Diversification Opportunities for Visa and Ing Series

0.75
  Correlation Coefficient

Poor diversification

The 3 months correlation between Visa and Ing is 0.75. Overlapping area represents the amount of risk that can be diversified away by holding Visa Class A and Ing Series Fund in the same portfolio, assuming nothing else is changed. The correlation between historical prices or returns on Ing Series Fund and Visa is a relative statistical measure of the degree to which these equity instruments tend to move together. The correlation coefficient measures the extent to which returns on Visa Class A are associated (or correlated) with Ing Series. Values of the correlation coefficient range from -1 to +1, where. The correlation of zero (0) is possible when the price movement of Ing Series Fund has no effect on the direction of Visa i.e., Visa and Ing Series go up and down completely randomly.

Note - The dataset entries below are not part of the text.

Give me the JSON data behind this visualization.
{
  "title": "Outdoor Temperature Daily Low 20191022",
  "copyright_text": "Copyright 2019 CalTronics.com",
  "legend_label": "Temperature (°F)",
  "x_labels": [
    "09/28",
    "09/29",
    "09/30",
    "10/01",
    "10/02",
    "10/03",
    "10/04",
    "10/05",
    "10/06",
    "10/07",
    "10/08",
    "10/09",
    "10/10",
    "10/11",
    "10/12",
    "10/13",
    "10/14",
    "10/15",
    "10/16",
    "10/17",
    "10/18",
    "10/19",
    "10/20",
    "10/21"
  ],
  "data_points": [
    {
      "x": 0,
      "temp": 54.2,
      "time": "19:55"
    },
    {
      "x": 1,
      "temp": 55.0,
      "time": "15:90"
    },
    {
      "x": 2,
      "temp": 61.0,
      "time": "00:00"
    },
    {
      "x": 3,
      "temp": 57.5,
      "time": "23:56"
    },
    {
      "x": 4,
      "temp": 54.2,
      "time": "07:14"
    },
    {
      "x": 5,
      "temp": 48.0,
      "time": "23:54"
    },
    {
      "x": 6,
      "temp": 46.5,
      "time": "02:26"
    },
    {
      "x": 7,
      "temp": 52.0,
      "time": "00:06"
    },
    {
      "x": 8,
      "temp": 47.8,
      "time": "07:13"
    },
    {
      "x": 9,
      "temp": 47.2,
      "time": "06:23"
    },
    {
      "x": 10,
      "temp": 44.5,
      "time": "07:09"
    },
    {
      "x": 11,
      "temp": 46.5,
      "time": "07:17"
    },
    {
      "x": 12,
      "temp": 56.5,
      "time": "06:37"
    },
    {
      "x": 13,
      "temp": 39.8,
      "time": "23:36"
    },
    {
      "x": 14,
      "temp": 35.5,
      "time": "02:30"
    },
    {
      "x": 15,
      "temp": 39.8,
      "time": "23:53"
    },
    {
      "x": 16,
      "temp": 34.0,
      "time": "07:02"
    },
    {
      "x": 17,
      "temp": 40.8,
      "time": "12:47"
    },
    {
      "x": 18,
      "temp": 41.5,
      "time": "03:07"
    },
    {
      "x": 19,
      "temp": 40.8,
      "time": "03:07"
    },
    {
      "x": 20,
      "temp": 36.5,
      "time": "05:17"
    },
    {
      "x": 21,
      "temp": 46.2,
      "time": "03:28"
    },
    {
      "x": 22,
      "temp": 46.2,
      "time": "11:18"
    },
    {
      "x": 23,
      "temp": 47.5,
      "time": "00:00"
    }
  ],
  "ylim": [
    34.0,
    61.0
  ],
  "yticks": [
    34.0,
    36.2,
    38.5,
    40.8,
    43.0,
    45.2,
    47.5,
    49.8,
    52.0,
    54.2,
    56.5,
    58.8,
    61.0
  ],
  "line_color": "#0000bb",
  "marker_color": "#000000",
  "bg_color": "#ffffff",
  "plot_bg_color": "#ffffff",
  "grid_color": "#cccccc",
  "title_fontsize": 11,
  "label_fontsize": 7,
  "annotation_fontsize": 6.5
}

Pair Corralation between Visa and Ing Series

Taking into account the 90-day investment horizon Visa Class A is expected to generate 0.95 times more return on investment than Ing Series. However, Visa Class A is 1.06 times less risky than Ing Series. It trades about 0.09 of its potential returns per unit of risk. Ing Series Fund is currently generating about 0.06 per unit of risk. If you would invest  20,975  in Visa Class A on September 3, 2024 and sell it today you would earn a total of  10,690  from holding Visa Class A or generate 50.97% return on investment over 90 days.
Time Period3 Months [change]
DirectionMoves Together 
StrengthSignificant
Accuracy79.19%
ValuesDaily Returns

Visa Class A  vs.  Ing Series Fund

 Performance 
       Timeline  
Visa Class A 

Risk-Adjusted Performance

13 of 100

 
Weak
 
Strong
Good
Compared to the overall equity markets, risk-adjusted returns on investments in Visa Class A are ranked lower than 13 (%) of all global equities and portfolios over the last 90 days. In spite of fairly weak basic indicators, Visa showed solid returns over the last few months and may actually be approaching a breakup point.
Ing Series Fund 

Risk-Adjusted Performance

8 of 100

 
Weak
 
Strong
OK
Compared to the overall equity markets, risk-adjusted returns on investments in Ing Series Fund are ranked lower than 8 (%) of all funds and portfolios of funds over the last 90 days. In spite of fairly weak fundamental drivers, Ing Series may actually be approaching a critical reversion point that can send shares even higher in January 2025.

Visa and Ing Series Volatility Contrast

   Predicted Return Density   
       Returns  

Pair Trading with Visa and Ing Series

The main advantage of trading using opposite Visa and Ing Series positions is that it hedges away some unsystematic risk. Because of two separate transactions, even if Visa position performs unexpectedly, Ing Series can make up some of the losses. Pair trading also minimizes risk from directional movements in the market. For example, if an entire industry or sector drops because of unexpected headlines, the short position in Ing Series will offset losses from the drop in Ing Series' long position.
The idea behind Visa Class A and Ing Series Fund pairs trading is to make the combined position market-neutral, meaning the overall market's direction will not affect its win or loss (or potential downside or upside). This can be achieved by designing a pairs trade with two highly correlated stocks or equities that operate in a similar space or sector, making it possible to obtain profits through simple and relatively low-risk investment.
Check out your portfolio center.
Note that this page's information should be used as a complementary analysis to find the right mix of equity instruments to add to your existing portfolios or create a brand new portfolio. You can also try the Price Transformation module to use Price Transformation models to analyze the depth of different equity instruments across global markets.